Getting back to the original question, it is possible to overide the relay, the problem with the elddis range is they use a complicated set of 10 pin relays inside the control box to work the fridge battery charge and switch off the power when driving, it would be far easier on this model to install a seperate light above the table direct to the leisure battery with an in line fuse.

Nick


----------



## 102619 (Jan 24, 2007)

*12v whilst ignition is on...*

hi all

i have a 2006 Elddis Autostratus which too cuts all 12v power when the ignition is switched on - or at least it did do! I found a 3amp fuse in the habition area fuse box (located under a bed box) and just removed it and hey presto! everything stays on... easy


----------



## 93716 (May 1, 2005)

nomad said:


> hi,
> Its the EMC relay, which is to ensure that nothing is switched on which will interfere with the vehicle electronics. It is not used on continental vans because they ensure that everything is tested and will not cause interferance, whereas the British manufacturers do not have all equipment tested. For the usual economic reasons I suppose.
> 
> If you can find the relay its easy enough to disconnect. It was a white wire in the wardrobe on my Sundance, but I have not bothered since I changed my vehicle.
> Colin


Hiya Colin
A bit late but i just found this thread
I have the swift sundance 590RL can you be a bit more specific on the white wire in the wardrobe ( i'm a bit thick when it comes to white wires )


----------



## timbop37 (Jun 28, 2006)

Hi

I'm still trying to locate the relay/fuse, etc on my 2008 Compass Avantgarde 100 which enable the 12v electrics to functioon whilst on the move. 

I'm open to suggestions (polite and sane, thanks :lol

Regards

Tim


----------



## nomad (May 11, 2005)

Hi Joed, Sorry but as I sold my Sundance over 4 years ago I cannot remember any details concerning the relay/electrics etc. Also the layout of your 590 may mean that the relay concerned may be in a different location. The only thing that I remember is that the relay was one of those located near the battery charger.
Best of luck Colin


----------



## 93716 (May 1, 2005)

Thanks Colin i'll have a look and if all else fails it looks like paying for a auto electrician


----------



## CliveMott (Mar 10, 2008)

*EMC*

As has been indicated by DAB its the UK manufacturers way of getting out of doing sufficient EMC testing of a converted vehicle with all the habitation electrics operational. My 1997 Autotrail Scout was certainly fitted with such a relay by the manufacturer although it didn,t stay that way very long!
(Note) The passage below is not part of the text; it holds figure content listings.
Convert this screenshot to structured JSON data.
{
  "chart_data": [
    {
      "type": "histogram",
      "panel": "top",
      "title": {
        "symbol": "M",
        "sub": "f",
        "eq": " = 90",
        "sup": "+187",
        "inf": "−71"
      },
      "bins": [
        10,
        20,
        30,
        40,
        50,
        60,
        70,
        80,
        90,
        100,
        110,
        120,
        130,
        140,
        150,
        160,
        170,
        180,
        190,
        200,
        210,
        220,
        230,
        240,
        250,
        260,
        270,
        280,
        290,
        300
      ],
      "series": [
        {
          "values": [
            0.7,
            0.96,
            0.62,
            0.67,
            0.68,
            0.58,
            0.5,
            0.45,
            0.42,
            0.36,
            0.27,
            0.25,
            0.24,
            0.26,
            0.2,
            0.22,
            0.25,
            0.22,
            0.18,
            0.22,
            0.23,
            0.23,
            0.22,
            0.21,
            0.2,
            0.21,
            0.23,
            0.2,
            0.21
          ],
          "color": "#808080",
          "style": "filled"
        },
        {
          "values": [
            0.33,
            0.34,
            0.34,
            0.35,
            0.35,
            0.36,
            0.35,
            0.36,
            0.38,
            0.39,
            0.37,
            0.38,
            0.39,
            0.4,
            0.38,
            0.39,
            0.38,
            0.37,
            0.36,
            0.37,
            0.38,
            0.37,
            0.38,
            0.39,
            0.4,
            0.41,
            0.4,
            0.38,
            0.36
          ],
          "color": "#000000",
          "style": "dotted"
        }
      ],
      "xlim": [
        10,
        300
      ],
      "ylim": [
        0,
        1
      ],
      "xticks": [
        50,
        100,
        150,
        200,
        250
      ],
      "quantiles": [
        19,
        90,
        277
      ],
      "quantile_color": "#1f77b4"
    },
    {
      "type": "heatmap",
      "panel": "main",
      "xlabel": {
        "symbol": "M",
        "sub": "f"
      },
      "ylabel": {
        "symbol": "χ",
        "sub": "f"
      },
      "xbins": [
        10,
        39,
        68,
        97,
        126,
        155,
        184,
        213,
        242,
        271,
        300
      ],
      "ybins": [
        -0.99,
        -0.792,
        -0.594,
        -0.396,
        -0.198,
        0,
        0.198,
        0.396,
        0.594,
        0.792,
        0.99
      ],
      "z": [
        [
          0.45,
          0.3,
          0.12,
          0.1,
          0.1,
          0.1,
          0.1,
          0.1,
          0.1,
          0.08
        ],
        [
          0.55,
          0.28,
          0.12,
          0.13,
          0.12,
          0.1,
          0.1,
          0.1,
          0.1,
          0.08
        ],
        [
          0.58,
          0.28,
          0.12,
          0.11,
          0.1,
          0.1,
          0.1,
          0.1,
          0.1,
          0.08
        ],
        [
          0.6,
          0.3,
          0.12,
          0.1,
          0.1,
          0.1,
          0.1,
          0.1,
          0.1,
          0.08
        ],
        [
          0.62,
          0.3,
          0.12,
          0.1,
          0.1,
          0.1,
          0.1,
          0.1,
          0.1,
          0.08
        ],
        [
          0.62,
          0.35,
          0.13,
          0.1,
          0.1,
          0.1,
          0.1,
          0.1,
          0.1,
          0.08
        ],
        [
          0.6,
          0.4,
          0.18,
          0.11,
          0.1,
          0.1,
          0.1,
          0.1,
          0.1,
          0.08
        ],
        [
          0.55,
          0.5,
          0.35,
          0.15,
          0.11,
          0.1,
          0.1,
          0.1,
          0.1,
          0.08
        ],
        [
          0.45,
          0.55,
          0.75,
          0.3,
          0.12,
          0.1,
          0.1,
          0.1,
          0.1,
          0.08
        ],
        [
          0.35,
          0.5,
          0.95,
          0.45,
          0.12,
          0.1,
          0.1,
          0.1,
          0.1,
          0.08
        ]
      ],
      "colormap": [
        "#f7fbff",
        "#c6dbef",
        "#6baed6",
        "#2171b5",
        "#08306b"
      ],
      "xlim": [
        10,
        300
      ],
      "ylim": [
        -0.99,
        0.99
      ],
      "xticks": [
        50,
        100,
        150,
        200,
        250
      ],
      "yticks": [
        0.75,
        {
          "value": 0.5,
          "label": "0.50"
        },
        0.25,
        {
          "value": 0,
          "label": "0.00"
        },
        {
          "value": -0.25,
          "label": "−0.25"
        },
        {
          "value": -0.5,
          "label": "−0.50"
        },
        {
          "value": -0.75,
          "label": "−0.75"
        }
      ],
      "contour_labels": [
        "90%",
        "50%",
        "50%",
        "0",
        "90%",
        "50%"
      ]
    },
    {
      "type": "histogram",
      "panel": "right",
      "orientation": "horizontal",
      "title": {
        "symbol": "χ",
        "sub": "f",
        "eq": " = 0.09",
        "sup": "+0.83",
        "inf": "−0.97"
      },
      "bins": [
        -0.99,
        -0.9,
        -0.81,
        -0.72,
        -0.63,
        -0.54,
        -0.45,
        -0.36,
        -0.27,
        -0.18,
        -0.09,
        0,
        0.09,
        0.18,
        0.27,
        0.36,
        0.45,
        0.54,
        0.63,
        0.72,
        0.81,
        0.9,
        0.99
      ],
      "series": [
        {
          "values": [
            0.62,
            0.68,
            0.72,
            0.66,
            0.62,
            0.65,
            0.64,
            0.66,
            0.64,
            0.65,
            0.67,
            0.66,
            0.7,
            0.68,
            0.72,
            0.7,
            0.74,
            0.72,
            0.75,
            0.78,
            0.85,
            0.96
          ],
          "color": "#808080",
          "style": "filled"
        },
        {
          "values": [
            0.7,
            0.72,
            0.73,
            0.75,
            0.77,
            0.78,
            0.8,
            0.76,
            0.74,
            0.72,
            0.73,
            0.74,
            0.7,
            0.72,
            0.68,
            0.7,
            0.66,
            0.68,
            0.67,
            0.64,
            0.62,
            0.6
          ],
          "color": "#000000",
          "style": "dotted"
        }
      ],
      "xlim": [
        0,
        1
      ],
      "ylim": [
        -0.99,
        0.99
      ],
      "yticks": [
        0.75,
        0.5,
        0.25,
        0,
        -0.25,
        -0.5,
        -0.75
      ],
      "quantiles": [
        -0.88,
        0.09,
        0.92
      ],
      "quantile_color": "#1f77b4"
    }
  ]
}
EU legislation for EMC is actually quite stringent and testing can take weeks. A test chamber was over £1000 per day to hire 10 years back.
But many of the continentals don't have this nuisance interlock.
C.


----------



## kevin10 (Jul 20, 2016)

*12 volt cut off when engine is on*

hi just checked my 98 sundance the 12 volt cut off relay is in the wardrobe next to the fuse box the red and yellow wire is the + switching wire so I just cut off the no 86 spade on the relay filled it flat and covered with insulation tape job done.12v electrics on when engine running. If you want to restore to original just install a new relay


----------



## Pudsey_Bear (Sep 25, 2008)

kevin10 said:


> hi just checked my 98 sundance the 12 volt cut off relay is in the wardrobe next to the fuse box the red and yellow wire is the + switching wire so I just cut off the no 86 spade on the relay filled it flat and covered with insulation tape job done.12v electrics on when engine running. If you want to restore to original just install a new relay


Hi Kevin and welcome to MHF, I don't know if you noticed but this is an 10 year old thread, but your contribution is welcome though.


----------